The study was based on the trivial association of drinks with anything in drinkers and not-so-drinkers. For example, 59% of respondents associated beer and gin with feelings of energy and confidence, while 42.5% associated them with feelings of sexuality. Wine, on the other hand, was associated by many with feelings of fatigue and relaxation. So next time choose the sexy drink of drunken English sailors instead of the commonplace whiskey and coke and bohemian wine.
4. The reasons for the drunken brawl are finally known
A drunken brawl is not just a ridiculous accident, but the pattern of any drinking spree. In a bar, in a communal apartment, or on the street, a drunken brawl doesn’t matter where or why. It seems like fun, but only until the drunken jerk clings to you. Thank goodness scientists have found areas in the human brain that are responsible for aggression in drunk people.
The experiment, which was conducted by a team of specialists from Australia and Germany, was that the subjects were sat down to play a computer game, pre-drinking them alcohol. On the screen appeared a colorful figure, and the player had to have time to click on it. If unsuccessful, an annoying sound was heard in the room, and its volume was adjusted by the opponents. In addition, you could always see what level of noise your opponent had set you. This fact in itself is an impeccable argument for a fight.

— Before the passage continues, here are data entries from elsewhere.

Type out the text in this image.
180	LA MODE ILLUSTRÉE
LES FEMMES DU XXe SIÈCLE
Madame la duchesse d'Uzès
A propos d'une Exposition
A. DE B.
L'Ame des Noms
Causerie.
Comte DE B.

By the way, not all of the volunteers were drunk. Twenty-three of them drank vodka and tonic, and the remaining 27 were lapping up placebos. Sensors installed on the players’ heads were supposed to determine the brain zones activated in the drunks in a fit of hatred after another failure.
Now it remains to be hoped that scientists will be able to create a way to limit the effects of alcohol on certain parts of the brain, binge drinking will become benign and peaceful.
5. The optimal dose of alcohol for a better dance
The Times” edition conducted an experiment that answered all the questions of fans dancing in the arms of a bottle. For this they organized a party, gathered in a club of 55 subjects, who for the sake of free alcohol and science were ready to dance until their feet are wiped in the blood. The study took place in several stages: first they were made to dance sober, then tipsy, and then in an inhuman state of drunkenness. After all, it is possible to get drunk in the name of science. In order to set the desired rhythm, a dance game was used on the Xbox.
On average, the subjects scored 4,400 points when they were sober. With each serving of wine, they began to score more and more points. And then, of course, the scores began to plummet, and instead of graceful dancers, there were just bodies on the dance floor. Those who drank more than a bottle began to lose skills and dropped to 4,000 points.
True, the experiment is not without flaws. First, it is not known how well the subjects danced before the experiment. Secondly, no one recorded the degree of intoxication of the participants. Nevertheless, the experience confirms that alcohol really affects pas and fouettés. In any case, the alcoholic himself sincerely believes that he danced like God.